We direct resources towards both prevention and emergency response as we are committed to reducing the risk of fires and improving local capacity to fight the flames.
We block man-made drainage canals in Sebangau National Park by building dams made from sustainably-sourced materials and designed by peat hydrology experts. Dams are built on each canal, with large multiple-walled dams at the canal mouths and simpler dams at regular intervals along each canal. The dams slow the rate of dry-season drawdown; retaining water in the ecosystem, raising the water table and keeping the peat wet. Forest litterfall fills the canals in naturally, and the dams discourage people from entering the forest to remove timber and other forest products. We monitor the dammed canals regularly by measuring water flow and water tables, and checking and repairing dams as necessary. We have seen the rate of water discharge from the forest slow by 40-70% when compared to that of unblocked canals.
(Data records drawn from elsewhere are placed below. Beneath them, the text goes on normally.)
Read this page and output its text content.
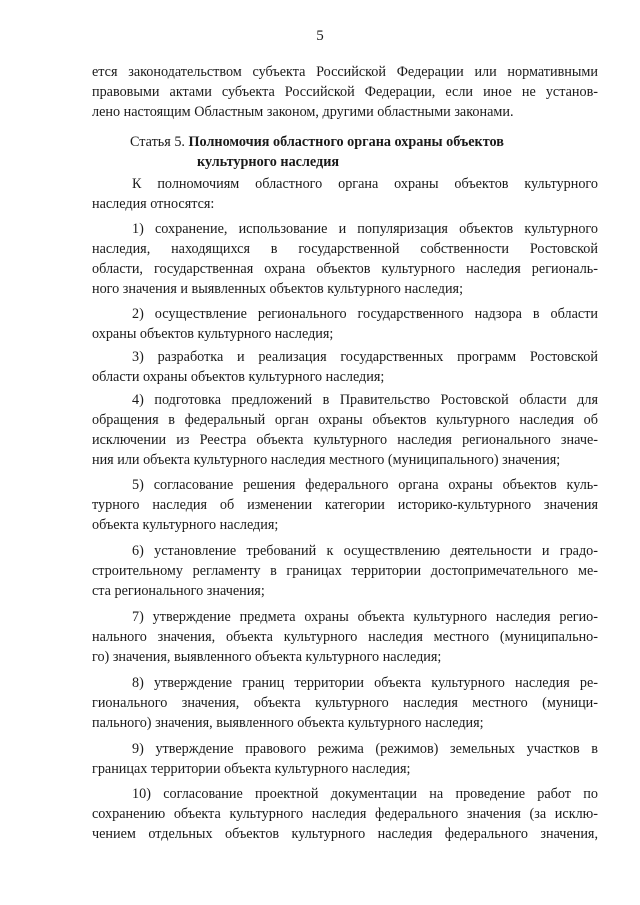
5
ется законодательством субъекта Российской Федерации или нормативными
правовыми актами субъекта Российской Федерации, если иное не установ-
лено настоящим Областным законом, другими областными законами.
Статья 5. Полномочия областного органа охраны объектов
культурного наследия
К полномочиям областного органа охраны объектов культурного
наследия относятся:
1) сохранение, использование и популяризация объектов культурного
наследия, находящихся в государственной собственности Ростовской
области, государственная охрана объектов культурного наследия региональ-
ного значения и выявленных объектов культурного наследия;
2) осуществление регионального государственного надзора в области
охраны объектов культурного наследия;
3) разработка и реализация государственных программ Ростовской
области охраны объектов культурного наследия;
4) подготовка предложений в Правительство Ростовской области для
обращения в федеральный орган охраны объектов культурного наследия об
исключении из Реестра объекта культурного наследия регионального значе-
ния или объекта культурного наследия местного (муниципального) значения;
5) согласование решения федерального органа охраны объектов куль-
турного наследия об изменении категории историко-культурного значения
объекта культурного наследия;
6) установление требований к осуществлению деятельности и градо-
строительному регламенту в границах территории достопримечательного ме-
ста регионального значения;
7) утверждение предмета охраны объекта культурного наследия регио-
нального значения, объекта культурного наследия местного (муниципально-
го) значения, выявленного объекта культурного наследия;
8) утверждение границ территории объекта культурного наследия ре-
гионального значения, объекта культурного наследия местного (муници-
пального) значения, выявленного объекта культурного наследия;
9) утверждение правового режима (режимов) земельных участков в
границах территории объекта культурного наследия;
10) согласование проектной документации на проведение работ по
сохранению объекта культурного наследия федерального значения (за исклю-
чением отдельных объектов культурного наследия федерального значения,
Although habitat restoration is underway, the risk of forest fires remains high, and fully trained and equipped fire-fighting teams are essential to prevent further deforestation. We support four community fire-fighting teams in Sebangau Subdistrict and neighbouring villages to ensure each team is well-equipped and fully prepared in advance of fires. During the dry season the teams are on high alert to search for and extinguish fires, and the firefighters are frequently called into action. We are using thermal drones to improve fire detection capability, as finding and extinguishing fires in the shortest possible time after they start is critical. Our long-term objective is to develop a network of local fire-fighting groups that can support each other and use the network for accessing training and funding opportunities, share experiences, and create a permanent fire-fighting fund accessible for all groups when it is most needed.
Education & Raising Awareness
We deliver educational sessions to families, youth clubs, schools, village governance and special interest groups within local communities to raise awareness of the causes and impacts of fire, discuss alternative land clearance practices and better management of fire, and engage with stakeholders and policy-makers to develop long-term solutions. This is complemented by awareness-raising campaigns via local radio, TV and print, exhibitions, public events and social media.